One of Europe's richest countries wants to increase VAT for ten years to finance its armaments

The rearmament process began in Switzerland after Russia began a large-scale invasion of Ukraine, Bloomberg and the Swiss website Swissinfo write.
Switzerland wants to raise the value-added tax rate for a period of ten years to boost defense spending, the Swiss government announced on Wednesday.
“In view of the deteriorating geopolitical situation, the Federal Council wishes to substantially strengthen Switzerland's security and defense capabilities,” the statement quoted by Politico said.
“For this purpose, additional resources worth 31 billion Swiss francs (33 billion euros) are needed,” according to the statement.
The council plans to temporarily increase VAT by 0.8% from the current level of 8.1% for a period of 10 years starting in 2028. The additional revenue will be allocated to an armaments fund which will also have borrowing capacity.
Vote in parliament and then referendum
The government has said it plans to introduce a bill on this by the end of March, and the issue will be sent to parliament in the autumn.
The calendar then calls for a referendum in the summer of 2027 to allow the tax increase to take effect starting January 1, 2028.
It's unclear whether the measure will win popular support in a referendum, writes Bloomberg, which notes that a separate proposal to raise the VAT to 8.8 percent — to fund a voter-backed pension hike in 2024 — is also being debated.
Protracted debates in parliament have already derailed the government's timetable, which had originally planned for the increase to take effect this month.
The issue will also have to be resolved in parliament, and according to Swissinfo, things are complicated here as well.
The Social Democratic Party has announced it will not support a special defense budget that includes the controversial US F-35 fighter jet as a major budget item.
On the other hand, the powerful right-wing Swiss People's Party will not be willing to raise taxes. Instead, he sees opportunities for savings in the areas of asylum, bureaucracy and development aid, writes Swissinfo.
What VAT rates apply in Switzerland?
Switzerland's Value Added Tax is one of the lowest in Europe.
The standard rate is 8.1% and applies to consumer goods. A special rate of 3.8% applies to the hotel industry.
A reduced rate of 2.6% applies to many everyday goods, including food and medicine. Health, education and culture services are completely exempt from VAT.
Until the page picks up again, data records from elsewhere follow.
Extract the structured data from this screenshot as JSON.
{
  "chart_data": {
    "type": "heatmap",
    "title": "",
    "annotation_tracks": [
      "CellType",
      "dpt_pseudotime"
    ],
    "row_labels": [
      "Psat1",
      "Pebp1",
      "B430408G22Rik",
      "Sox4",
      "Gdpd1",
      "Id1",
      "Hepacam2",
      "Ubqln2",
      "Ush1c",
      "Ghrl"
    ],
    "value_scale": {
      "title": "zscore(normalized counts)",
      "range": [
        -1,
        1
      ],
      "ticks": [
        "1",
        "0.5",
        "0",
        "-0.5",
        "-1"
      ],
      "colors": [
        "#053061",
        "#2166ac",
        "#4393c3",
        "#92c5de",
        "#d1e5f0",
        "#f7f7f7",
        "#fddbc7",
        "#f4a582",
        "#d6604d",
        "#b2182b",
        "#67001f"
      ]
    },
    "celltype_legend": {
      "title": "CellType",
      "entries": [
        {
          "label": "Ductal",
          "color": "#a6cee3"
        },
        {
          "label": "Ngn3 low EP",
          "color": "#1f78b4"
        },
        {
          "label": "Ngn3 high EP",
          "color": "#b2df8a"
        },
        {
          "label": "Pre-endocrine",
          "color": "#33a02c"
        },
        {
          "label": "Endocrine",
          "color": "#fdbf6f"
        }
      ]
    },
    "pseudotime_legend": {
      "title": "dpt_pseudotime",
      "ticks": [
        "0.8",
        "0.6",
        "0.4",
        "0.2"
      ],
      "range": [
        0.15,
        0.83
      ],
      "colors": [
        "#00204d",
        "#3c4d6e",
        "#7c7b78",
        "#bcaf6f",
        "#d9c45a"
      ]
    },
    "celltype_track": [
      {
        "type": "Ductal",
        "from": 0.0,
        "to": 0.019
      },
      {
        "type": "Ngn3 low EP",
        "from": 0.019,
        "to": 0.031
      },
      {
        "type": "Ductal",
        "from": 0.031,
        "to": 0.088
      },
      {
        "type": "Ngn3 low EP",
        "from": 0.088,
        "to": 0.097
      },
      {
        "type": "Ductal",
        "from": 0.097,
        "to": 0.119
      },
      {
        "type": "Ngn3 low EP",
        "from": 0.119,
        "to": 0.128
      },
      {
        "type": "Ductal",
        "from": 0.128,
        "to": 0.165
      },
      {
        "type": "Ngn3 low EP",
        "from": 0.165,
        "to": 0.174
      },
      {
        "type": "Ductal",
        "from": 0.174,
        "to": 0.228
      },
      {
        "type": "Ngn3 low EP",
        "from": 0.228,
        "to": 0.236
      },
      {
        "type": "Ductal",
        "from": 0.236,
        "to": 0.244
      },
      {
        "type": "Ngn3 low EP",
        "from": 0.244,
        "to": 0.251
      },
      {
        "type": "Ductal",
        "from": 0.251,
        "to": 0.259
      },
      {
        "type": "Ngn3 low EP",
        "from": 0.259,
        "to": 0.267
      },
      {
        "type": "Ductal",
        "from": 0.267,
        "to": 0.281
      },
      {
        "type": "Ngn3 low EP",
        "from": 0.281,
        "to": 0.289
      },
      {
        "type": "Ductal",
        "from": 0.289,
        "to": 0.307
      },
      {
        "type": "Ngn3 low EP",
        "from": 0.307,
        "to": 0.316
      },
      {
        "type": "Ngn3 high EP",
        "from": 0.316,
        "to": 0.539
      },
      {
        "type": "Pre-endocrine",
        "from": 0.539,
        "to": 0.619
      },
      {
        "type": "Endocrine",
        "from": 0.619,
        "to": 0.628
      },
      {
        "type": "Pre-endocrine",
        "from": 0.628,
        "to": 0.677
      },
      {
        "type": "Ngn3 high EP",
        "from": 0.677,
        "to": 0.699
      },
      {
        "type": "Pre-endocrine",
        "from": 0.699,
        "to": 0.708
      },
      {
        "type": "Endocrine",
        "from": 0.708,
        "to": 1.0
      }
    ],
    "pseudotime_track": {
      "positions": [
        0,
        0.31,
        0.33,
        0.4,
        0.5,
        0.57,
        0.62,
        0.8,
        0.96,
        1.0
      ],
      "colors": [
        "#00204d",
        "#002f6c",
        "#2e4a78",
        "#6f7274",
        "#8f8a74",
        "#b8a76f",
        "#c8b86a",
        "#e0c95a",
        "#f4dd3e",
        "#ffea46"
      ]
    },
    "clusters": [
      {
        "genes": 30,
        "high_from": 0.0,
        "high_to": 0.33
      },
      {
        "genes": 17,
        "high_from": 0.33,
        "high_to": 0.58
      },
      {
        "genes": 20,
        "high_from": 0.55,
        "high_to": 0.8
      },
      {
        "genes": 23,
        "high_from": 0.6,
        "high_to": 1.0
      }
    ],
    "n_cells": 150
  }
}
EU member states have significantly higher VAT rates. One of the reasons is that the EU provides for a minimum tax rate of 15%.
The average rate for EU countries is around 22%. Luxembourg has the lowest rate in the EU (16%), followed by Malta (18%), Cyprus and Germany (19%).
The standard rate of VAT in Romania increased in August 2025 from 19% to 21%.
Croatia and the Scandinavian countries apply the highest rates in Europe at 25%. Hungary is in first place, with a VAT of 27%.
Weapons program
Switzerland has rethought its defense stance since Russia's attack on Ukraine nearly four years ago. It is seeking to increase military cooperation with European countries and accelerate its rearmament, although it has no intention of joining NATO yet.
Switzerland spends about 0.7% of GDP on defense, one of the lowest rates in Europe. The current target of raising this rate to 1% by 2032 is now being exceeded, the Federal Council said.
“Due to the austerity achieved in recent decades, the armed forces are also insufficiently equipped, especially to effectively repel the most likely threats, namely long-range attacks and hybrid conflicts,” the statement added.
Priorities for the country's arms program include short- and medium-range air defense systems, cyber security and electromagnetic capabilities.